Seven people were rescued and 21 people were missing at sea after a migrant shipwreck off the island of Lampedusa, the Italian coast guard said on Wednesday.
The survivors, all male Syrian nationals, were picked up from a semi-sunken boat about 18.5 kilometers southwest of Lampedusa, a statement said.
They told rescuers they had set off on Sunday from Libya, and that 21 of the 28 people they had aboard, including three children, had fallen into the sea during rough weather.
The coast guard said it had taken the survivors to Lampedusa and had deployed naval and air units to look for the missing people.

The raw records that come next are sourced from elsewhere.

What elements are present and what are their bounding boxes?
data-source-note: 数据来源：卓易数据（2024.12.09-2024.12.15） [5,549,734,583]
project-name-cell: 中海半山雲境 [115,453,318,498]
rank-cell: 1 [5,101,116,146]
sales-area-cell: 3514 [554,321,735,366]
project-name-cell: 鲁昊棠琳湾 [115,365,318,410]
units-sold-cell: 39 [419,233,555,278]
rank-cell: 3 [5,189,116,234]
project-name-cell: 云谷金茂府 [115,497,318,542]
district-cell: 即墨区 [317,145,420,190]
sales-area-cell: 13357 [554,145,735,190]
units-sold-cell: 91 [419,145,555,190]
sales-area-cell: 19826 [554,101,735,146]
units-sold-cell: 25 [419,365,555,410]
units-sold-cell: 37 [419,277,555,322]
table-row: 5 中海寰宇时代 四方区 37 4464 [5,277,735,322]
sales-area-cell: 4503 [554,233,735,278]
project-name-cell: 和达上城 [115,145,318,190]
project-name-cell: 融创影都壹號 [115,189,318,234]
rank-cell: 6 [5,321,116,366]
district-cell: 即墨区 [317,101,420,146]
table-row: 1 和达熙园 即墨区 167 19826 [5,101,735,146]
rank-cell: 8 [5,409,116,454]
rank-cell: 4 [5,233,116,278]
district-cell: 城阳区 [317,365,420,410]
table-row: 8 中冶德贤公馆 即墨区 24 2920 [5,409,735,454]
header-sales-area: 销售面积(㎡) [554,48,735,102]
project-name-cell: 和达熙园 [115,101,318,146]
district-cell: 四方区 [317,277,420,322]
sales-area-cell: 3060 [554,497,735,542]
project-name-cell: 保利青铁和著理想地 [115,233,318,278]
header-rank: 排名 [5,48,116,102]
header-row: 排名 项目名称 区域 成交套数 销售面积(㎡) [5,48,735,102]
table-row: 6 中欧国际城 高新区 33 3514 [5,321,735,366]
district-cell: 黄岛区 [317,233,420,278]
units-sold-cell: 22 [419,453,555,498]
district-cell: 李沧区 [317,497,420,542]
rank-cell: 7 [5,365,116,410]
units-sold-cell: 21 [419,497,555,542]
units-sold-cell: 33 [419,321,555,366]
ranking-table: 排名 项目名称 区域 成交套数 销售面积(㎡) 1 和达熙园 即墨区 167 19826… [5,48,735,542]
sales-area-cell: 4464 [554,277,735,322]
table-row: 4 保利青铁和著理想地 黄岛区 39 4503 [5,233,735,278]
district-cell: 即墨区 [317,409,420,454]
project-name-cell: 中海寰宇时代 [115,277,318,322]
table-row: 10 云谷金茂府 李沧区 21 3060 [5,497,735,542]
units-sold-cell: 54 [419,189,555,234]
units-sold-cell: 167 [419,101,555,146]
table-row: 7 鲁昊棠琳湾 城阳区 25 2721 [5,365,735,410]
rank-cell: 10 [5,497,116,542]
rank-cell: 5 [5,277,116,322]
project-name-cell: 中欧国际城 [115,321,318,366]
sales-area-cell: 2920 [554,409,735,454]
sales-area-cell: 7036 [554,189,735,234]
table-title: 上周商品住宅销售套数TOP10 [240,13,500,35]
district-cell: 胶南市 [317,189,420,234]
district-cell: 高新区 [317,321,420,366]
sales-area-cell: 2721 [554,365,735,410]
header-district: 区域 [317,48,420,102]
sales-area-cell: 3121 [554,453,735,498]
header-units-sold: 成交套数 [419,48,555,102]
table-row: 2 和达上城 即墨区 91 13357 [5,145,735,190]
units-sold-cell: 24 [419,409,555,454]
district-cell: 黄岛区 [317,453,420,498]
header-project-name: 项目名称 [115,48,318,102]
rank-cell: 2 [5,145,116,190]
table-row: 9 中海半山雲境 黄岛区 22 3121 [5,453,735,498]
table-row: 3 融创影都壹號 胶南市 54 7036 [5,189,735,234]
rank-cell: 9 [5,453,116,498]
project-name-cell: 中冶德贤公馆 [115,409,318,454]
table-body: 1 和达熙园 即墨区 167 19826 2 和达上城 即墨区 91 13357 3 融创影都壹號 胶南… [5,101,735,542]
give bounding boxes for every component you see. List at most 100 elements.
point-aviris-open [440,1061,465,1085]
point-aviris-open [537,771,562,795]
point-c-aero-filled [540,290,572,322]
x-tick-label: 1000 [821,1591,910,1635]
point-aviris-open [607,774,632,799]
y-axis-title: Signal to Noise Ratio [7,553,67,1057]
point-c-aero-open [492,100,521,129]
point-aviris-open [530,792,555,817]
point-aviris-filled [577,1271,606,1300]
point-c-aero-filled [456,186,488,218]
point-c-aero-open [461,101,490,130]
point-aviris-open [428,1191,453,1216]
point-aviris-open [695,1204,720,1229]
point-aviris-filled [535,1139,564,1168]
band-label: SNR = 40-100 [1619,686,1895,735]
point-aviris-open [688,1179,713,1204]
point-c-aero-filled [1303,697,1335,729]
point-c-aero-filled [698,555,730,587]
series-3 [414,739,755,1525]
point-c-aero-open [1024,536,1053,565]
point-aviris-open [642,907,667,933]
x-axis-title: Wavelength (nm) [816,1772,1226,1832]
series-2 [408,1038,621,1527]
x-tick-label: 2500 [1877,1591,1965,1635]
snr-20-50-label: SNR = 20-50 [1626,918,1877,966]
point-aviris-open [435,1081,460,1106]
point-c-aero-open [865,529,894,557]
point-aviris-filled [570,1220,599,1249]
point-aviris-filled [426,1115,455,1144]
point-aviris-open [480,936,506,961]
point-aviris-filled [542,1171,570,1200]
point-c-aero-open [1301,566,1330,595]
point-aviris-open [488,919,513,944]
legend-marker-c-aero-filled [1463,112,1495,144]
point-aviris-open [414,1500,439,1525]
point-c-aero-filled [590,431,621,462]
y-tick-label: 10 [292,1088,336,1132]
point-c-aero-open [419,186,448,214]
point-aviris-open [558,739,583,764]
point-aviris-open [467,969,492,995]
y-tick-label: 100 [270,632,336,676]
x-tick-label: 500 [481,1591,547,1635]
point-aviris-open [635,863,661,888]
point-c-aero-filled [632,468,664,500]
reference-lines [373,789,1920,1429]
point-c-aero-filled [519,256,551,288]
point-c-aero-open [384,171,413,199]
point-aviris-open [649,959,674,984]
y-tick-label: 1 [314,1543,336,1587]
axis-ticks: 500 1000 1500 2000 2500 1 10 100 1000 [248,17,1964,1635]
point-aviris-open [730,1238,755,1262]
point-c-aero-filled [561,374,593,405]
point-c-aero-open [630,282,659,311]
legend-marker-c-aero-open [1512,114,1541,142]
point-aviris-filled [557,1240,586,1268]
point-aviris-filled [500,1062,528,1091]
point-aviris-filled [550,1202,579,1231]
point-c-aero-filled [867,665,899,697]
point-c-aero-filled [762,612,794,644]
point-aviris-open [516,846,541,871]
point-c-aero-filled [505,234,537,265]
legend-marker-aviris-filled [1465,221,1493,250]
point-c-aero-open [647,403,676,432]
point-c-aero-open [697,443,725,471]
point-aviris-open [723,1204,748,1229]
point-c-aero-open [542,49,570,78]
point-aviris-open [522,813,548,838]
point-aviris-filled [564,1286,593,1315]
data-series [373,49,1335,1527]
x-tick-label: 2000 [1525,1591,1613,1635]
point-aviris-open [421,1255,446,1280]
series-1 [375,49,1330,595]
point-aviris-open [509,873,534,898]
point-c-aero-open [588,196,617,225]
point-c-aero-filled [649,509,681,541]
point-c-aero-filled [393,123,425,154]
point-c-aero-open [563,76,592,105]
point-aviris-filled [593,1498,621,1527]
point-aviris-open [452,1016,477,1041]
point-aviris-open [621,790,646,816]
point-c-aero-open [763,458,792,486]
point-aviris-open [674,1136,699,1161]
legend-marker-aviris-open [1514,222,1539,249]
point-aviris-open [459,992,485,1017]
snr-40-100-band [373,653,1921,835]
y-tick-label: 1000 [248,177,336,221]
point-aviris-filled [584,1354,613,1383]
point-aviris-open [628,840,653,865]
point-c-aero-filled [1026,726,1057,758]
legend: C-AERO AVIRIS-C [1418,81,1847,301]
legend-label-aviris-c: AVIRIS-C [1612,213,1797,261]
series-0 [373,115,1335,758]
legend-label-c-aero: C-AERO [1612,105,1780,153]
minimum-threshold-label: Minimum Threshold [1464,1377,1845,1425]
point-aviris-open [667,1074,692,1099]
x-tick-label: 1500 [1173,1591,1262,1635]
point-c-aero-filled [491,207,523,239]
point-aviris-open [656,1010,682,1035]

The Italian office of U.N. refugee agency UNHCR told Reuters that Sudanese people were also on the boat, which is believed to have departed from the port of Sabratha, west of Tripoli.
The head of UNHCR Italy, Chiara Cardoletti, wrote on X that the survivors were in “critical” condition and had lost relatives at sea.
The boat capsized “leaving people clinging to the side of the boat as their family members drowned around them,” Nicola Dell’Arciprete, UNICEF country coordinator for Italy, said in a statement.
The central Mediterranean is among the world’s deadliest migration routes. According to the U.N. migration agency (IOM), more than 2,500 migrants died or went missing attempting the crossing last year, and 1,047 this year, as of Tuesday.
The latest figures from the Italian interior ministry recorded that just over 43,000 migrants had reached Italy so far in 2024, well down from previous years.